Der Protagonist hieß dieses Mal Bernd Kohlhepp alias Herr Hämmerle, seit Jahren ein bekannter Kabarettist, Comedian, Entertainer von hohem Format. Als Vorsitzender Dr. Hans Bittighofer den Künstler ankündigte und einige Meilensteine seiner Bühnenlaufbahn nannte, gab es freundlichen, erwartungsvollen Beifall. Doch als der „König von Bempflingen“ seine ersten Gags zum Besten gab und dabei erstaunliches Detailwissen über Wettersbacher Eigenheiten verriet, stieg die Dezibelkurve der Publikumsreaktionen bereits deutlich an, was den Künstler zu noch größerem Tempo und zielgenauen Spontanspitzen trieb.

Schnell waren aus dem Publikum einige Mitspieler erkoren, mit denen er während des ganzen Abends seine Späßchen machte, ohne dabei allerdings geschmacklich in niedrige Gefilde abzugleiten.
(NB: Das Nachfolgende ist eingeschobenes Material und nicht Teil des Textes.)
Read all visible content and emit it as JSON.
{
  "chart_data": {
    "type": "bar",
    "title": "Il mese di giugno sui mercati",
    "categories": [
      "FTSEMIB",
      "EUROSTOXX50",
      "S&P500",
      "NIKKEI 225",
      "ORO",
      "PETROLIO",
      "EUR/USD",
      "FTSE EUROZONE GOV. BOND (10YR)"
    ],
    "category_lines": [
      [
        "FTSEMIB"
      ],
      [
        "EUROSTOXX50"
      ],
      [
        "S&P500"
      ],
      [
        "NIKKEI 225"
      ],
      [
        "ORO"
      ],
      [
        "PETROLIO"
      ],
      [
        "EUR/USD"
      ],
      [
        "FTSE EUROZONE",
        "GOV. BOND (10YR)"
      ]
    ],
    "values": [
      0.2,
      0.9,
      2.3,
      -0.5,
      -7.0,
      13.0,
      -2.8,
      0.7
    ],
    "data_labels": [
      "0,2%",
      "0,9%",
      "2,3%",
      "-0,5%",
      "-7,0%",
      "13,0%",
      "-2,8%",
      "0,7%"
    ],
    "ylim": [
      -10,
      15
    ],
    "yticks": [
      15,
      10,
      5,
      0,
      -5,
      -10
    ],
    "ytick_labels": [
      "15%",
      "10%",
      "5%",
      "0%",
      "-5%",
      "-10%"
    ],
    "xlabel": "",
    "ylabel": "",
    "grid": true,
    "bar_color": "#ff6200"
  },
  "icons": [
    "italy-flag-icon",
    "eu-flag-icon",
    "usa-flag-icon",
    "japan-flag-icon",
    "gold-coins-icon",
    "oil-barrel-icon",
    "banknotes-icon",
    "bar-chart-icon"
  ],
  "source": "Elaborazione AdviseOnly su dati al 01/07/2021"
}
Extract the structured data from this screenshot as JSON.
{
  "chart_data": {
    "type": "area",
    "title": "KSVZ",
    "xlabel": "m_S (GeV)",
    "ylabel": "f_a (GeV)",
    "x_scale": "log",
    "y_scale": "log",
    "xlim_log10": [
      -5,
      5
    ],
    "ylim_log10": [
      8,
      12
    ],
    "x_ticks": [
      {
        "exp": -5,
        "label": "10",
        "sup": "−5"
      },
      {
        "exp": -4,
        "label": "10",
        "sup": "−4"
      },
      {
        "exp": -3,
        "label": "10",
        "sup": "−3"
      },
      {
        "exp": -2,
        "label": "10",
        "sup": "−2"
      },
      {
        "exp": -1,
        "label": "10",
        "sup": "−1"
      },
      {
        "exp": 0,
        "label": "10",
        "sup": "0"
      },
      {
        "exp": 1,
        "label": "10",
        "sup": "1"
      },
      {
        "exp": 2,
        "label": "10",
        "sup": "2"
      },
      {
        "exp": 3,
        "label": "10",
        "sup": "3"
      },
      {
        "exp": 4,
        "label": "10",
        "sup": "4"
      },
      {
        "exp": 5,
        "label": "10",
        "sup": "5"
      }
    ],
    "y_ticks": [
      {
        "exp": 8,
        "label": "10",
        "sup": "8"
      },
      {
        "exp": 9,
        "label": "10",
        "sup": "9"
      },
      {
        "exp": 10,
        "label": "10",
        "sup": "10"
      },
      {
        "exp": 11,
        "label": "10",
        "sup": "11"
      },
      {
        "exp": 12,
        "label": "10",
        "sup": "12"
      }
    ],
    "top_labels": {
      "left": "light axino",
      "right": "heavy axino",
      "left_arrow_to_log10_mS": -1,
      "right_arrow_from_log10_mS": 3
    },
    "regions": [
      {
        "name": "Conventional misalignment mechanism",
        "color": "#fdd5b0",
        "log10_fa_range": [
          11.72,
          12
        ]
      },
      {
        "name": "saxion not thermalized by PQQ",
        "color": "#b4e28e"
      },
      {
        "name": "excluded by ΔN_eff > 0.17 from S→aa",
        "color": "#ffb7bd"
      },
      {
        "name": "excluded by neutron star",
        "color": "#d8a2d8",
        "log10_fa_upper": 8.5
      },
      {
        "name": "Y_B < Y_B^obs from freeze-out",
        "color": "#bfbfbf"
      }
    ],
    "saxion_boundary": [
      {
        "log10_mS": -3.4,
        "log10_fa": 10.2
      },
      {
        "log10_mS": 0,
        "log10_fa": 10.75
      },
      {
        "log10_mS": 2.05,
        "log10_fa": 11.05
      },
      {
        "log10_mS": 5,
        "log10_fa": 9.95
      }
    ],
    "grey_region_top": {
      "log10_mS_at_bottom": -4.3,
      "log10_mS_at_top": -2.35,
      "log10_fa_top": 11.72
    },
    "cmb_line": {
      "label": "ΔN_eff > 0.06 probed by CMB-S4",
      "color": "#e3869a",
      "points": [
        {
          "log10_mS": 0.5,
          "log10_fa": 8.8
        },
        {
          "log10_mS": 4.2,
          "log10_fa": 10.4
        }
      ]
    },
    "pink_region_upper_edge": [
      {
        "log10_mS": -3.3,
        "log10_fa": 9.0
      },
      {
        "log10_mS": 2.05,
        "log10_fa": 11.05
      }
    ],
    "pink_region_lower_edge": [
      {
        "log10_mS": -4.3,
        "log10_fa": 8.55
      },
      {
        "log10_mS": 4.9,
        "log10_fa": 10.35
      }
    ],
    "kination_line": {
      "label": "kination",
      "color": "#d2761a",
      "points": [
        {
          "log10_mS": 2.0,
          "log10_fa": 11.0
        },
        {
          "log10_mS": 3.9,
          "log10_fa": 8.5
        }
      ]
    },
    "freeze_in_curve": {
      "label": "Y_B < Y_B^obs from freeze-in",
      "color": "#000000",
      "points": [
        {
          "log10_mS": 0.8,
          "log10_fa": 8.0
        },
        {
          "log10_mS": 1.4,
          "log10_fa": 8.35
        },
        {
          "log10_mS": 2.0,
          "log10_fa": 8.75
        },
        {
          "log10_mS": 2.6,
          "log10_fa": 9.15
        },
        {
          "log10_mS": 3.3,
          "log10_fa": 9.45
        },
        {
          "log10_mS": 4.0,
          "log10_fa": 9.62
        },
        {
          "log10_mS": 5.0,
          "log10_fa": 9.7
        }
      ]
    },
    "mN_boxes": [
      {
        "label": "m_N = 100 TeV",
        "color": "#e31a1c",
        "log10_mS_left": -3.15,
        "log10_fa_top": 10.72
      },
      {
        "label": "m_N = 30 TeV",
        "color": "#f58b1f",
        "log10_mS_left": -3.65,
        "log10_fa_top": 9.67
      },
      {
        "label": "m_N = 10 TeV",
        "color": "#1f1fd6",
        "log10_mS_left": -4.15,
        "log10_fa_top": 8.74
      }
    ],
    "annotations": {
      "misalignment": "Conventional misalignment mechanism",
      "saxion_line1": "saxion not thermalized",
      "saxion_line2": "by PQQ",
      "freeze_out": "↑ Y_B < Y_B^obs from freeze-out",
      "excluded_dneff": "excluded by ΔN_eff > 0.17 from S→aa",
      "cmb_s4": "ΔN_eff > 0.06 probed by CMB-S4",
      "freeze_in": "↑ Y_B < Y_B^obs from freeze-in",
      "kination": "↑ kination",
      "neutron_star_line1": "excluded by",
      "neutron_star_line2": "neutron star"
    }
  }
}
Seine Themen, seine Wortspiele und seine überraschenden Pointen waren mitten aus dem Leben gegriffen; Alltagssituationen, deren skurrile Komponenten hervorragend herausgearbeitet wurden, was im Publikum helles Entzücken erzeugte. Die Politik ließ er weitgehend außen vor, denn das Leben hat auch sonst genug Facetten, um sie satirisch zu verarbeiten.

Wohl hieß sein Programm „Der König von Bempflingen“, doch die Bezüge zu dem schwäbischen Dorf und zu dessen adeligem Oberhaupt konnten während des Abends kaum entdeckt werden. Aber was soll’s – es war auch gar nicht nötig: das kabarettistische Feuerwerk brannte auch so lichterloh! Die Gags und Pointen jagten einander, und so konnte sich Kohlhepp nur mit Mühe bremsen, um dem Publikum eine Pause zu gönnen, um Luft zu holen und um die kulinarischen Köstlichkeiten, die ein über sich hinauswachsendes Küchenteam von KultArt wieder kreiert hatte, zu genießen. Nicht alle Gäste konnten von den feinen Häppchen etwas abbekommen, zu schnell war alles vergriffen. Einige mussten sich damit trösten, dass am Ende des Programms weitere Gourmetüberraschungen warteten.

Nach der Pause ließ es Kohlhepp zunächst etwas verhalten angehen. Als er aber dann weitere Kostproben seiner Elvis-Presley-Parodien zum Besten gab, war kein Halten mehr. Mit einer bemerkenswerten Stimme, mit dem typischen Elvis-Hüftschwung und mit originalgetreuen Seufzern nach Art der Rock-Ikone brachte er die Stimmung zum Überschwappen, und so gab es zwangsläufig überhaupt kein Entrinnen: Zugabe um Zugabe wurde stürmisch gefordert, was der ganzen Aufführung eine gar nicht vorgesehene dritte Halbzeit bescherte. Als dann Dr. Bittighofer auf die Bühne stieg, um dem Künstler herzlich zu danken, nutzte Kohlhepp wiederum völlig intuitiv die Situation und verstrickte den Verdutzten in einen herrlichen Dialog, der dann endlich von den Lachsalven des Publikums beendet wurde.

Kaum jemand aus dem Publikum verließ nach dem Programm die Aula. Die neuen, geschmackvollen und originell dekorierten KultArt-Tischchen voll besetzt, fast überall ein feines Fläschchen Wein darauf, das eine oder andere Süppchen, Hähnchenbrüstchen oder Dreisterne-Roastbeef für den späten Hunger und eine gelöste Stimmung im Raum, so präsentierte sich das Ambiente in der Aula im Kerzenlicht. War es dieses Mal das beste Programm? Oder doch letztes Jahr? Oder vielleicht vorletztes Jahr? Kein Zweifel – wer nicht bei KultArt war, hat in jedem Fall wieder einen wunderbaren Abend versäumt. Man sollte sich vielleicht gleich jetzt den
26. Oktober 2013 vormerken – es wird sich sicher lohnen.